A Bancada do PT no Senado, em atuação conjunta com os demais partidos e/ou parlamentares da oposição ao governo Bolsonaro, conseguiu eliminar algumas barbaridades constantes no primeiro relatório apresentado pelo relator da matéria, Senador Fernando Bezerra Coelho (MDB-PE), como o dispositivo que previa a “não aplicação de qualquer vedação ou restrição prevista em norma de qualquer natureza” e formalizava, assim, uma espécie de anomia institucional, ainda mais profunda que a anomia já vigente.

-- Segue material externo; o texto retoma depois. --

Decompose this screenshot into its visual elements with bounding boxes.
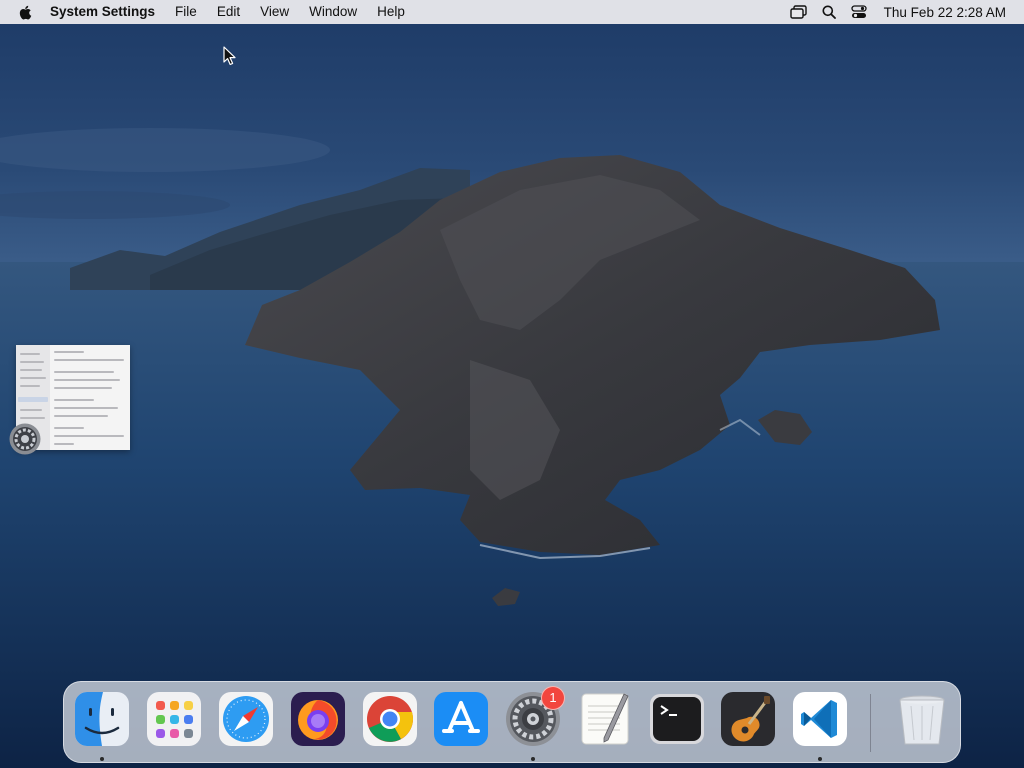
running-indicator xyxy=(818,757,822,761)
menu-app-name[interactable]: System Settings xyxy=(34,0,165,24)
preview-line xyxy=(54,387,112,389)
preview-line xyxy=(54,427,84,429)
preview-line xyxy=(20,377,46,379)
preview-line xyxy=(20,369,42,371)
wallpaper-island xyxy=(0,128,1024,768)
preview-line xyxy=(20,385,40,387)
preview-line xyxy=(54,443,74,445)
menu-bar-right: Thu Feb 22 2:28 AM xyxy=(784,0,1014,24)
menu-bar: System Settings File Edit View Window He… xyxy=(0,0,1024,24)
vscode-icon xyxy=(793,692,847,746)
finder-icon xyxy=(75,692,129,746)
preview-line xyxy=(54,371,114,373)
firefox-icon xyxy=(291,692,345,746)
preview-line xyxy=(20,353,40,355)
dock-item-safari[interactable] xyxy=(217,690,275,748)
dock-item-launchpad[interactable] xyxy=(145,690,203,748)
notification-badge: 1 xyxy=(541,686,565,710)
dock-item-textedit[interactable] xyxy=(576,690,634,748)
textedit-icon xyxy=(581,693,629,745)
preview-line xyxy=(54,399,94,401)
system-settings-icon xyxy=(9,423,41,455)
apple-logo-icon[interactable] xyxy=(18,0,34,24)
menu-window[interactable]: Window xyxy=(299,0,367,24)
dock: 1 xyxy=(63,681,961,763)
dock-item-terminal[interactable] xyxy=(648,690,706,748)
dock-item-vscode[interactable] xyxy=(791,690,849,748)
menu-view[interactable]: View xyxy=(250,0,299,24)
preview-selected-item xyxy=(18,397,48,402)
preview-line xyxy=(20,417,45,419)
menu-bar-clock[interactable]: Thu Feb 22 2:28 AM xyxy=(874,5,1014,20)
menu-help[interactable]: Help xyxy=(367,0,415,24)
preview-line xyxy=(54,435,124,437)
dock-item-garageband[interactable] xyxy=(719,690,777,748)
terminal-icon xyxy=(650,694,704,744)
mouse-pointer-icon xyxy=(223,46,236,66)
dock-item-app-store[interactable] xyxy=(432,690,490,748)
launchpad-icon xyxy=(147,692,201,746)
menu-edit[interactable]: Edit xyxy=(207,0,250,24)
spotlight-search-icon[interactable] xyxy=(814,0,844,24)
dock-item-firefox[interactable] xyxy=(289,690,347,748)
control-center-icon[interactable] xyxy=(844,0,874,24)
running-indicator xyxy=(100,757,104,761)
running-indicator xyxy=(531,757,535,761)
garageband-icon xyxy=(721,692,775,746)
trash-icon xyxy=(899,695,945,745)
app-store-icon xyxy=(434,692,488,746)
preview-line xyxy=(54,415,108,417)
preview-line xyxy=(54,407,118,409)
desktop xyxy=(0,0,1024,768)
preview-line xyxy=(54,351,84,353)
safari-icon xyxy=(219,692,273,746)
dock-item-finder[interactable] xyxy=(73,690,131,748)
chrome-icon xyxy=(363,692,417,746)
preview-line xyxy=(20,361,44,363)
dock-item-chrome[interactable] xyxy=(361,690,419,748)
preview-line xyxy=(54,379,120,381)
menu-file[interactable]: File xyxy=(165,0,207,24)
menu-bar-left: System Settings File Edit View Window He… xyxy=(18,0,415,24)
dock-separator xyxy=(870,694,871,752)
dock-item-trash[interactable] xyxy=(893,690,951,748)
preview-line xyxy=(20,409,42,411)
preview-line xyxy=(54,359,124,361)
screen-mirroring-icon[interactable] xyxy=(784,0,814,24)
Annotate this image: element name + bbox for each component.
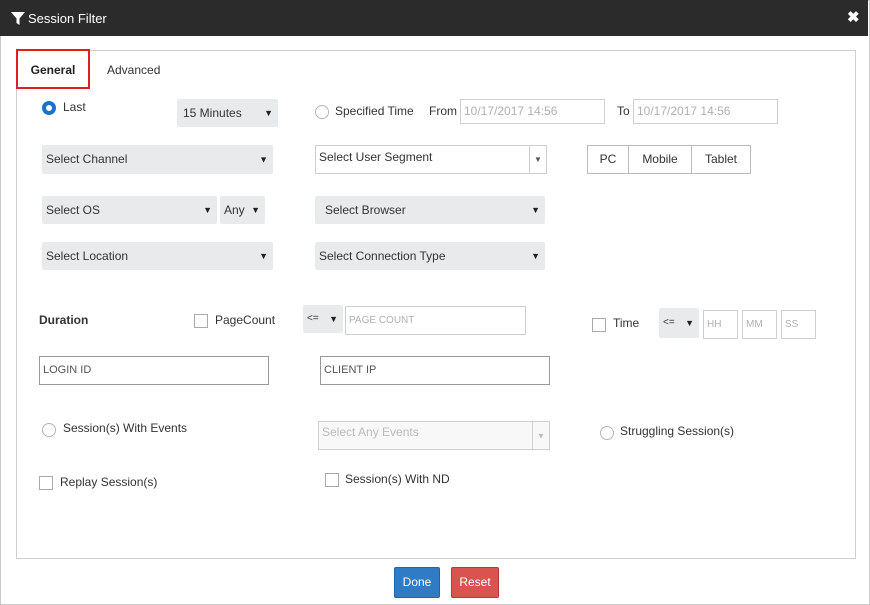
replay-checkbox[interactable]: [39, 476, 53, 490]
user-segment-toggle[interactable]: ▼: [529, 146, 546, 173]
location-select[interactable]: Select Location ▼: [42, 242, 273, 270]
with-nd-label: Session(s) With ND: [345, 472, 450, 486]
events-multiselect[interactable]: Select Any Events ▼: [318, 421, 550, 450]
reset-button[interactable]: Reset: [451, 567, 499, 598]
os-version-value: Any: [224, 203, 245, 217]
events-toggle[interactable]: ▼: [532, 422, 549, 449]
filter-icon: [11, 12, 25, 25]
login-id-input[interactable]: LOGIN ID: [39, 356, 269, 385]
os-version-select[interactable]: Any ▼: [220, 196, 265, 224]
specified-time-radio[interactable]: [315, 105, 329, 119]
chevron-down-icon: ▼: [329, 314, 338, 324]
pagecount-label: PageCount: [215, 313, 276, 327]
dialog-title: Session Filter: [28, 11, 107, 26]
chevron-down-icon: ▼: [259, 251, 268, 261]
last-label: Last: [63, 100, 86, 114]
done-button[interactable]: Done: [394, 567, 440, 598]
chevron-down-icon: ▼: [531, 205, 540, 215]
pagecount-input[interactable]: PAGE COUNT: [345, 306, 526, 335]
from-date-input[interactable]: 10/17/2017 14:56: [460, 99, 605, 124]
struggling-label: Struggling Session(s): [620, 424, 735, 438]
chevron-down-icon: ▼: [531, 251, 540, 261]
browser-select-label: Select Browser: [325, 203, 406, 217]
title-bar: [0, 0, 868, 36]
os-select-label: Select OS: [46, 203, 101, 217]
time-operator-value: <=: [663, 317, 675, 328]
seconds-input[interactable]: SS: [781, 310, 816, 339]
user-segment-placeholder: Select User Segment: [319, 150, 433, 164]
tab-advanced[interactable]: Advanced: [107, 63, 160, 77]
hours-input[interactable]: HH: [703, 310, 738, 339]
from-label: From: [429, 104, 457, 118]
chevron-down-icon: ▼: [537, 431, 545, 440]
chevron-down-icon: ▼: [685, 318, 694, 328]
time-operator-select[interactable]: <= ▼: [659, 308, 699, 338]
with-nd-checkbox[interactable]: [325, 473, 339, 487]
user-segment-multiselect[interactable]: Select User Segment ▼: [315, 145, 547, 174]
with-events-radio[interactable]: [42, 423, 56, 437]
duration-label: Duration: [39, 313, 89, 327]
device-mobile-button[interactable]: Mobile: [628, 145, 692, 174]
to-date-input[interactable]: 10/17/2017 14:56: [633, 99, 778, 124]
to-label: To: [617, 104, 630, 118]
last-duration-value: 15 Minutes: [183, 106, 242, 120]
events-placeholder: Select Any Events: [322, 425, 419, 439]
with-events-label: Session(s) With Events: [63, 421, 188, 435]
connection-type-select[interactable]: Select Connection Type ▼: [315, 242, 545, 270]
chevron-down-icon: ▼: [264, 108, 273, 118]
channel-select-label: Select Channel: [46, 152, 128, 166]
replay-label: Replay Session(s): [60, 475, 158, 489]
tab-general[interactable]: General: [16, 49, 90, 89]
pagecount-checkbox[interactable]: [194, 314, 208, 328]
pagecount-operator-select[interactable]: <= ▼: [303, 305, 343, 333]
chevron-down-icon: ▼: [251, 205, 260, 215]
last-radio[interactable]: [42, 101, 56, 115]
time-label: Time: [613, 316, 640, 330]
connection-type-label: Select Connection Type: [319, 249, 446, 263]
device-tablet-button[interactable]: Tablet: [691, 145, 751, 174]
struggling-radio[interactable]: [600, 426, 614, 440]
client-ip-input[interactable]: CLIENT IP: [320, 356, 550, 385]
minutes-input[interactable]: MM: [742, 310, 777, 339]
time-checkbox[interactable]: [592, 318, 606, 332]
chevron-down-icon: ▼: [534, 154, 542, 164]
chevron-down-icon: ▼: [203, 205, 212, 215]
browser-select[interactable]: Select Browser ▼: [315, 196, 545, 224]
channel-select[interactable]: Select Channel ▼: [42, 145, 273, 174]
pagecount-operator-value: <=: [307, 313, 319, 324]
location-select-label: Select Location: [46, 249, 129, 263]
specified-time-label: Specified Time: [335, 104, 414, 118]
device-pc-button[interactable]: PC: [587, 145, 629, 174]
close-icon[interactable]: ✖: [847, 10, 860, 25]
last-duration-select[interactable]: 15 Minutes ▼: [177, 99, 278, 127]
os-select[interactable]: Select OS ▼: [42, 196, 217, 224]
chevron-down-icon: ▼: [259, 154, 268, 164]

A Bancada do PT no Senado, assim como o conjunto da oposição ao governo Bolsonaro, votou favorável à PEC, embora explicitando que a tragédia social que atravessa o Brasil foi produzida pelo governo Bolsonaro e que os benefícios sociais previstos na PEC terminam em dezembro porque Bolsonaro quer tão somente tentar vencer a eleição presidencial. Por mais nítido que seja o caráter temporário e eleitoreiro dos benefícios previstos, votar contra a proposição significaria votar contra 33 milhões de brasileiros e brasileiras que estão passando fome.

Passada a eleição, caso a sociedade brasileira não demita o governo Bolsonaro nas ruas e nas urnas, testemunharemos o aprofundamento da tragédia social em curso, com o recrudescimento da política de austeridade fiscal, da violência política e institucional e do processo desconstituinte dos direitos sociais e privatizante do patrimônio nacional. Passada a eleição, caso o bolsonarismo não seja derrotado nas ruas e nas urnas, sentir-se-á autorizado a transformar o Brasil na República dos Banqueiros, Generais e Milicianos, e a Constituição de 1988 em um folhetim descartável.

As pessoas que recebem o Auxílio Brasil conhecem, como Carolina Maria de Jesus conheceu em outro momento histórico, uma realidade que Bolsonaro desconhece: a realidade da pobreza. E essas pessoas sentem, como Carolina Maria de Jesus sentia, quem são os responsáveis pela tragédia. É preciso organizar a indignação e transformá-la em luta. Esperançar com verbo, projeto e ação política. Eleger Lula presidente, derrotar as emboscadas golpistas e construir o governo Lula nas praças e avenidas, empurrando o parlamento e o governo para o caminho das reformas democrático-populares.